The worst-case scenario in Loomis has come to pass, so it looks the courts will have to fix it.
On Nov. 2, voters approved Measure A, which will limit Town Council members to two consecutive four-year terms. But it was written in a way that it would make ineligible for re-election anyone who had already served two or more consecutive terms as of Aug. 1.
Final election results this week confirmed that Walt Scherer and Miguel Ucovich - each seeking their fourth term in a row - also won on Nov. 2, even though they both opposed Measure A. The final returns showed that Ucovich finished third in the race for three seats by only three votes, when it looked like he would finish out of the running.

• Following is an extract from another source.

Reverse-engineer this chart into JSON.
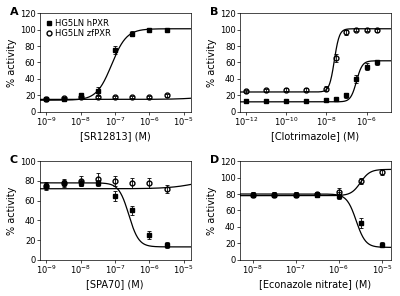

So barring some court action, the two incumbents could immediately have to give up their seats if they are sworn in Dec. 14. That was a primary reason why The Bee's editorial board opposed the initiative, along with the belief that the will of voters is the ultimate term limit. Supporters, however, said term limits would increase voter clout and would "invigorate" the town.
The Loomis Town Council voted Nov. 9 to ask the courts to resolve the issue.
Town Attorney David Larsen, who had warned that such retroactive term limits are unconstitutional, is working on a motion for a preliminary injunction to allow Scherer and Ucovich to take their seats until the courts fix the mess. He said today that he plans to file the motion the week after next in Placer County Superior Court.
Measure A opponents, meanwhile, are saying that the election results "make it more obvious than ever that town government had absolutely no legal choice but to seek clarification from the courts."
In their statement today, the opponents' committee also called for healing the divisions caused by the measure: "The other side's ballot measure won, and our candidates won, so both sides have a lot to celebrate."